Nostalgia for '90s economic boom giving Clinton a boost
By David Lightman
McClatchy-Tribune News Service
NEW ALEXANDRIA, Pa. — Bonnie Kelley thinks of the good times her family had in the 1990s, when it almost seemed as if Bill Clinton pitched in as their financial counselor.
"During the Clinton administration, we were thriving," she recalled fondly. "We had a home, two cars and my husband had a good job. After the Republicans came in, we lost the house and one of the cars. It was like we lost everything."
Loyal Democrats all over Pennsylvania echoed her view as they prepared to vote in their state's primary April 22. A lot of them remember the 1993-2001 Clinton era as a good time, and they see 2008 presidential candidate Hillary Clinton as the heir to his magic.
"America was in a good place, and he was the leader in the good times," said Nancy Kilbane, a retired Mount Lebanon teacher.
Nostalgia is a time-honored political motivator. Voters historically romanticize times that seemed better — and simpler. Scholars, though, have long agreed that no president has much direct influence over America's multi-trillion-dollar economy.
"No president has that much power or influence over the national economy. It's not a controlled system," said David Barker, an associate professor of political science at the University of Pittsburgh.
"But voters always tend to blame or credit the president, and usually the biggest way they judge job performance is by the economy."
STEADY GROWTH
During Bill Clinton's years in office, the economy grew steadily. The growth was particularly robust in his second term.
He also benefited from the contrast with his predecessor. Though an eight-month recession ended in March 1991, Washington was struggling with giant federal budget deficits in 1992. Unemployment peaked at 7.7 percent that June, and the Conference Board's consumer confidence index dropped for eight straight months, ending in February 1992.

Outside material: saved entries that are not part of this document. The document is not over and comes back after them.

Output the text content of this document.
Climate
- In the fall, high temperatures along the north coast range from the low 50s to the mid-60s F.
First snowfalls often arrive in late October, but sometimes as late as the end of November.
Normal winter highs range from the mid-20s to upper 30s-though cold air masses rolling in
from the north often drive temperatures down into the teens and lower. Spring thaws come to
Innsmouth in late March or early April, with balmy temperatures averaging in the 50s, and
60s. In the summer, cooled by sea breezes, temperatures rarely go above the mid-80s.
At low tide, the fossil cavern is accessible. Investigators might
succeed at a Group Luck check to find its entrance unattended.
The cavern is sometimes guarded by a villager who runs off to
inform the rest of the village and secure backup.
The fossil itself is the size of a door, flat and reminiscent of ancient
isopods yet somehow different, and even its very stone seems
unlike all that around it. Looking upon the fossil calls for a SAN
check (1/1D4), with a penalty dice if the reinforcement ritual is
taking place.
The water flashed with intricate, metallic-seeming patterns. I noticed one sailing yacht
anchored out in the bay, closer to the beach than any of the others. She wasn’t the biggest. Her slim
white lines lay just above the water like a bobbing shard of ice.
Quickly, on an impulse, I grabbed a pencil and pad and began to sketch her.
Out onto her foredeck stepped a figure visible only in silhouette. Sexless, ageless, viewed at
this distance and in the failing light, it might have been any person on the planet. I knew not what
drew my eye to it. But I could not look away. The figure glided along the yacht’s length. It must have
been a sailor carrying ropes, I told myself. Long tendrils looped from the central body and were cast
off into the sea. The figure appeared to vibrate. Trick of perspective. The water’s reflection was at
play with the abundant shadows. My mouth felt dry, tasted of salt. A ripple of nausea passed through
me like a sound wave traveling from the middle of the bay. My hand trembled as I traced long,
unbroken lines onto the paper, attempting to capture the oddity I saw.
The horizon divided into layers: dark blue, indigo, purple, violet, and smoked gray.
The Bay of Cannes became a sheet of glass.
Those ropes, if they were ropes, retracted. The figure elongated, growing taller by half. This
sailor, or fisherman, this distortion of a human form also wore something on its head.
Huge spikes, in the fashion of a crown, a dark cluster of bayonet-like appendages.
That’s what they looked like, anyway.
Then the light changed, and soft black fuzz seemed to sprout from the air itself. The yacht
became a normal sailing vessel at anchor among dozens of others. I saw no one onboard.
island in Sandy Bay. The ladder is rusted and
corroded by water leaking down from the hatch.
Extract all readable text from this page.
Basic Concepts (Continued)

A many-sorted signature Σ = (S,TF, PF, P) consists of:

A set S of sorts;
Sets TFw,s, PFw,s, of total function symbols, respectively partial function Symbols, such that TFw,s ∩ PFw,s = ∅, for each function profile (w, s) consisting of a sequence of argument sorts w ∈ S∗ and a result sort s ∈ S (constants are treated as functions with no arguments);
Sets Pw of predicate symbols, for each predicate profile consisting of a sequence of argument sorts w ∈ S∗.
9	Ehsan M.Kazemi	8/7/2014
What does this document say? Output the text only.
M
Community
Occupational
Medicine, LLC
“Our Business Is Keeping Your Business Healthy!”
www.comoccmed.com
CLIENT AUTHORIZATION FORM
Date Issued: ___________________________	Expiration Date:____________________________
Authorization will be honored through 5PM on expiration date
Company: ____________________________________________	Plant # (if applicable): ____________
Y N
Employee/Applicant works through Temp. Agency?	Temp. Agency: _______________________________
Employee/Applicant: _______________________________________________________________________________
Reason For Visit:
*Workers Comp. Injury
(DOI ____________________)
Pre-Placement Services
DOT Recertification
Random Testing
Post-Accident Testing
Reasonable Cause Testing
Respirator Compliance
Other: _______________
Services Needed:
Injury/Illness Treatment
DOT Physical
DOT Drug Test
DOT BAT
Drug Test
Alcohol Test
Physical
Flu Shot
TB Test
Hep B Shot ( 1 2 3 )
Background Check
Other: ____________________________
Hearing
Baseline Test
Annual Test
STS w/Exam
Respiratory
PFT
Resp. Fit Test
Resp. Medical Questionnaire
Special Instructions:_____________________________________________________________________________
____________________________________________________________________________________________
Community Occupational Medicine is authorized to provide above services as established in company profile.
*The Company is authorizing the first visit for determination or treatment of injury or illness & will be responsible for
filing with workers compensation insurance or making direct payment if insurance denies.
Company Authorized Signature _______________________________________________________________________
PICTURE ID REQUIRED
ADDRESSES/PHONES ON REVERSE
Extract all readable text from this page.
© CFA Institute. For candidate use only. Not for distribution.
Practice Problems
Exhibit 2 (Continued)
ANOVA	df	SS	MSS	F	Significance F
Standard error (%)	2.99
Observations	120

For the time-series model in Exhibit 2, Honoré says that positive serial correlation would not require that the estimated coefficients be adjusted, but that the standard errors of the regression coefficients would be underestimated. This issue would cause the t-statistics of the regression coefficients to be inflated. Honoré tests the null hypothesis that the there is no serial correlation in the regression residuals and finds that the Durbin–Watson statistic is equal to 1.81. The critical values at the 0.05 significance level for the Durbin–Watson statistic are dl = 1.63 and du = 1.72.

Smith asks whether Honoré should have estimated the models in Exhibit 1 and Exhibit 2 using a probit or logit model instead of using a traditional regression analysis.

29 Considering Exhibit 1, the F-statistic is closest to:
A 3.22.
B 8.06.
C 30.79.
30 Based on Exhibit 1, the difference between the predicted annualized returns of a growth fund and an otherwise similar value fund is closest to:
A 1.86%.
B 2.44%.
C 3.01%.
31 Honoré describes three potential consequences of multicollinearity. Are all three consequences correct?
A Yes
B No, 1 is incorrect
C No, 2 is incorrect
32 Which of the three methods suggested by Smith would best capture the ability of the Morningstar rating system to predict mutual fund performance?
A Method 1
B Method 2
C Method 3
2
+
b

Clinton's first major initiative after he took office was a $500 billion deficit-reduction package that cut spending dramatically and increased taxes on the wealthy.
Then-Federal Reserve Board Chairman Alan Greenspan later called the package "an unquestioned factor" in helping to boost the economy. By fiscal 1998, the federal budget logged its first annual surplus in 39 years. It went on to record three more years of surpluses.
Clinton also helped prod the economy by championing a series of trade pacts, notably the 1993 North American Free Trade Agreement. That was a bipartisan effort to boost imports and exports. Then the January 1995 debut of the World Trade Organization set the standards for modern international trade.
Much of the Clinton-era boom, though, rose from forces beyond his control.
In July 1999, the Congressional Budget Office wrote in its economic outlook that "much of that favorable (fiscal) situation has resulted from atypical performances in productivity and compensation, the U.S. economy's response to international developments and the surge in stock market prices."
Baby boomers entered their peak earning years, technological advances jolted productivity and the stock-market boom led to a spike in capital gains — and the taxes that people paid on them.
LIMITED POWER TO FIX
Today's economy faces problems more grave and complex than those Bill Clinton inherited, and while the next president will confront them, he or she will have only limited power to solve them.
"A new president can set a tone and an agenda for steps that might be taken. But the immediate needs are in the realm of monetary policy," said William Shughart, a professor of economics at the University of Mississippi. "And (Fed Chairman) Ben Bernanke's going to be in charge of that."
Voters, however, aren't economic experts, and they hold their leaders accountable. "They don't notice gross domestic product growth, but they do notice $3.50-a-gallon gasoline," Barker said.
So when Hillary Clinton starts a rally in southwestern Pennsylvania by declaring that "it's time we had a president who cares more about Westmoreland County than Wall Street," it strikes a chord and triggers a fond memory.
"We didn't have these deficits during the Bill Clinton years," said Ed Malanowsky, a retiree from West Newton.
"We didn't have job losses and we weren't at war. I'm not opposed to (Democratic candidate Barack) Obama, but I just think Clinton's more qualified. And Bill's going to have some influence."